Pasó un momento, luego ella dijo:

—Bueno, ya que es la primera vez para ambos, aceptaré… apenas. Pero si no me tratas bien, voy a hacer de tu vida un infierno absoluto.

Jared se rio y asintió.

—¿Ah sí? ¿Qué vas a hacer para convertir mi vida en un infierno?

Zoe puso los ojos en blanco ante su insistencia, ya impacientándose.

—Pondré tu mundo patas arriba. Sin paz, ni por un segundo.

Intentó empujarlo.
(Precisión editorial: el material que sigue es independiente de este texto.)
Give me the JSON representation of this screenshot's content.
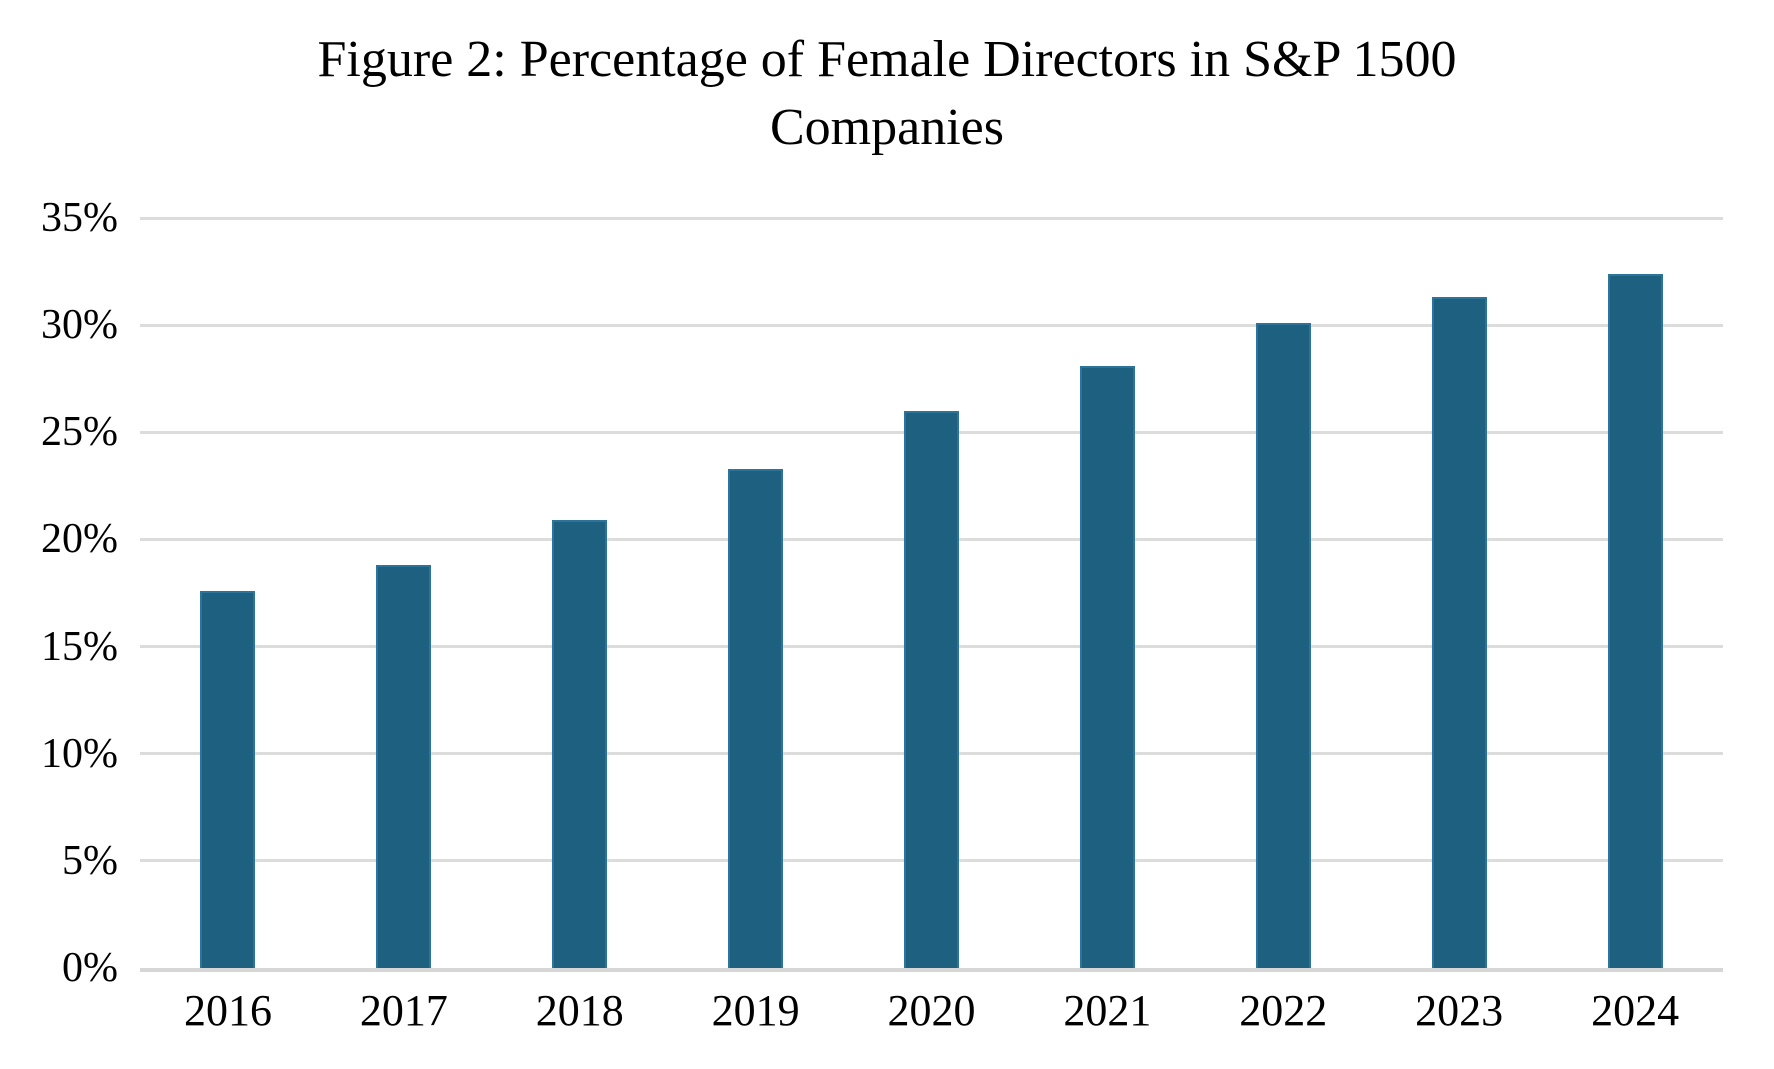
{
  "header": {
    "line1": "Figure 2: Percentage of Female Directors in S&P 1500",
    "line2": "Companies"
  },
  "chart_data": {
    "type": "bar",
    "title": "Figure 2: Percentage of Female Directors in S&P 1500 Companies",
    "categories": [
      "2016",
      "2017",
      "2018",
      "2019",
      "2020",
      "2021",
      "2022",
      "2023",
      "2024"
    ],
    "values": [
      17.6,
      18.8,
      20.9,
      23.3,
      26.0,
      28.1,
      30.1,
      31.3,
      32.4
    ],
    "xlabel": "",
    "ylabel": "",
    "ylim": [
      0,
      35
    ],
    "ytick_step": 5,
    "ytick_labels": [
      "0%",
      "5%",
      "10%",
      "15%",
      "20%",
      "25%",
      "30%",
      "35%"
    ],
    "grid": true,
    "legend_position": "none",
    "bar_color": "#1e6080",
    "bar_border_color": "#2d749a",
    "gridline_color": "#dcdcdc",
    "axis_line_color": "#d6d6d6",
    "title_color": "#000000",
    "tick_label_color": "#000000"
  }
}
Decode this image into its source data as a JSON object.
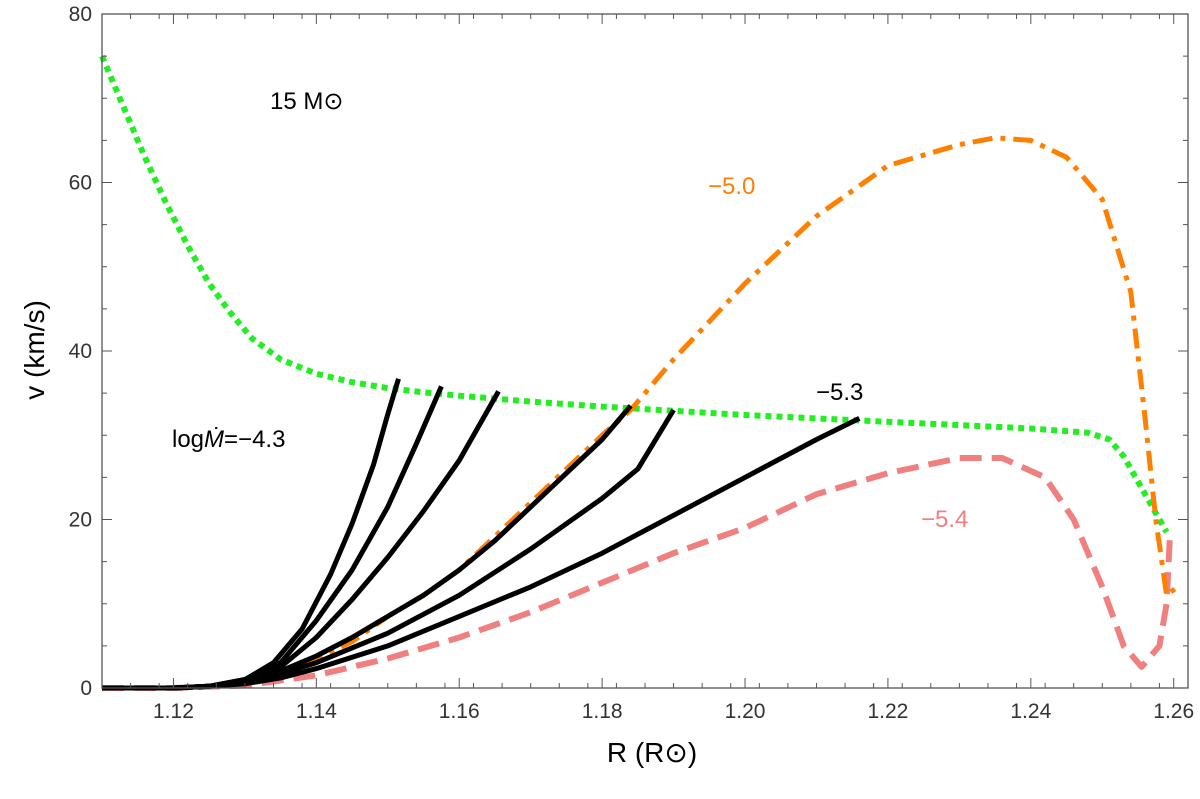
{
  "chart_data": {
    "type": "line",
    "xlabel": "R (R⊙)",
    "ylabel": "v (km/s)",
    "xlim": [
      1.11,
      1.262
    ],
    "ylim": [
      0,
      80
    ],
    "x_ticks": [
      "1.12",
      "1.14",
      "1.16",
      "1.18",
      "1.20",
      "1.22",
      "1.24",
      "1.26"
    ],
    "y_ticks": [
      "0",
      "20",
      "40",
      "60",
      "80"
    ],
    "grid": false,
    "annotations": {
      "mass": "15 M⊙",
      "logmdot_prefix": "log",
      "logmdot_symbol": "Ṁ",
      "logmdot_value": "=−4.3",
      "label_orange": "−5.0",
      "label_black": "−5.3",
      "label_pink": "−5.4"
    },
    "colors": {
      "green": "#22ee22",
      "orange": "#ff8000",
      "pink": "#f08080",
      "black": "#000000"
    },
    "series": [
      {
        "color": "green",
        "style": "dotted",
        "x": [
          1.11,
          1.113,
          1.116,
          1.119,
          1.122,
          1.125,
          1.128,
          1.131,
          1.135,
          1.14,
          1.145,
          1.15,
          1.155,
          1.16,
          1.17,
          1.18,
          1.19,
          1.2,
          1.21,
          1.22,
          1.23,
          1.24,
          1.248,
          1.251,
          1.253,
          1.255,
          1.257,
          1.259
        ],
        "y": [
          75,
          69,
          63,
          57.5,
          52.5,
          48,
          44.5,
          41.5,
          39,
          37.3,
          36.3,
          35.6,
          35.1,
          34.7,
          34,
          33.4,
          32.9,
          32.4,
          32,
          31.6,
          31.2,
          30.8,
          30.3,
          29.5,
          27.5,
          24.5,
          21.5,
          18.5
        ]
      },
      {
        "color": "black",
        "style": "solid",
        "x": [
          1.11,
          1.12,
          1.125,
          1.13,
          1.134,
          1.138,
          1.142,
          1.145,
          1.148,
          1.15,
          1.1515
        ],
        "y": [
          0,
          0,
          0.2,
          1,
          3,
          7,
          13.5,
          19.5,
          26.5,
          32.5,
          36.7
        ]
      },
      {
        "color": "black",
        "style": "solid",
        "x": [
          1.11,
          1.12,
          1.125,
          1.13,
          1.135,
          1.14,
          1.145,
          1.15,
          1.154,
          1.1575
        ],
        "y": [
          0,
          0,
          0.2,
          1,
          3,
          8,
          14,
          21.5,
          29,
          35.8
        ]
      },
      {
        "color": "black",
        "style": "solid",
        "x": [
          1.11,
          1.12,
          1.125,
          1.13,
          1.135,
          1.14,
          1.145,
          1.15,
          1.155,
          1.16,
          1.1655
        ],
        "y": [
          0,
          0,
          0.2,
          1,
          2.5,
          6,
          10.5,
          15.5,
          21,
          27,
          35.2
        ]
      },
      {
        "color": "black",
        "style": "solid",
        "x": [
          1.11,
          1.12,
          1.125,
          1.13,
          1.135,
          1.14,
          1.145,
          1.15,
          1.155,
          1.16,
          1.165,
          1.17,
          1.175,
          1.18,
          1.184
        ],
        "y": [
          0,
          0,
          0.2,
          0.8,
          2,
          3.8,
          6,
          8.5,
          11,
          14,
          17.5,
          21.5,
          25.5,
          29.5,
          33.5
        ]
      },
      {
        "color": "black",
        "style": "solid",
        "x": [
          1.11,
          1.12,
          1.125,
          1.13,
          1.135,
          1.14,
          1.15,
          1.16,
          1.17,
          1.18,
          1.185,
          1.19
        ],
        "y": [
          0,
          0,
          0.2,
          0.7,
          1.7,
          3,
          6.5,
          11,
          16.5,
          22.5,
          26,
          33
        ]
      },
      {
        "color": "black",
        "style": "solid",
        "x": [
          1.11,
          1.12,
          1.125,
          1.13,
          1.135,
          1.14,
          1.15,
          1.16,
          1.17,
          1.18,
          1.19,
          1.2,
          1.21,
          1.216
        ],
        "y": [
          0,
          0,
          0.2,
          0.5,
          1.2,
          2.3,
          5,
          8.5,
          12,
          16,
          20.5,
          25,
          29.5,
          32
        ]
      },
      {
        "color": "orange",
        "style": "dashdot",
        "x": [
          1.11,
          1.12,
          1.125,
          1.13,
          1.135,
          1.14,
          1.145,
          1.15,
          1.155,
          1.16,
          1.165,
          1.17,
          1.175,
          1.18,
          1.184,
          1.19,
          1.2,
          1.21,
          1.22,
          1.23,
          1.235,
          1.24,
          1.245,
          1.25,
          1.254,
          1.256,
          1.2575,
          1.2585,
          1.259,
          1.2605
        ],
        "y": [
          0,
          0,
          0.2,
          0.7,
          1.8,
          3.5,
          5.5,
          8.5,
          11,
          14,
          18,
          22,
          26,
          30,
          33,
          39,
          48,
          56,
          62,
          64.5,
          65.3,
          65,
          63,
          58,
          47,
          32,
          20,
          14,
          11,
          12
        ]
      },
      {
        "color": "pink",
        "style": "dashed",
        "x": [
          1.11,
          1.12,
          1.13,
          1.14,
          1.15,
          1.16,
          1.17,
          1.18,
          1.19,
          1.2,
          1.21,
          1.22,
          1.23,
          1.236,
          1.242,
          1.246,
          1.25,
          1.253,
          1.2555,
          1.258,
          1.259,
          1.2595
        ],
        "y": [
          0,
          0,
          0.3,
          1.5,
          3.5,
          6,
          9,
          12.5,
          16,
          19,
          23,
          25.5,
          27.3,
          27.3,
          25,
          20,
          12,
          5,
          2.5,
          5,
          10,
          18.5
        ]
      }
    ]
  }
}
No funcionó.

En cambio, él se acercó aún más.

Ahora estaba verdaderamente atrapada.

Antes de que pudiera quejarse, él bajó la cabeza, inclinó la de ella hacia arriba y la besó. Sin ninguna vacilación.

Ella era completamente inexperta, demasiado asustada incluso para averiguar si debía mantener los ojos abiertos o cerrados.

Antes de que su cerebro pudiera procesar, Jared la levantó ligeramente por la cintura,

Lentamente, casi como si le estuviera enseñando, guiándola suavemente.

Después de un rato, se apartó, rozando sus labios ligeramente con su pulgar y susurró:

—Si ya estás así de nerviosa… ¿cómo vamos a sobrevivir más adelante?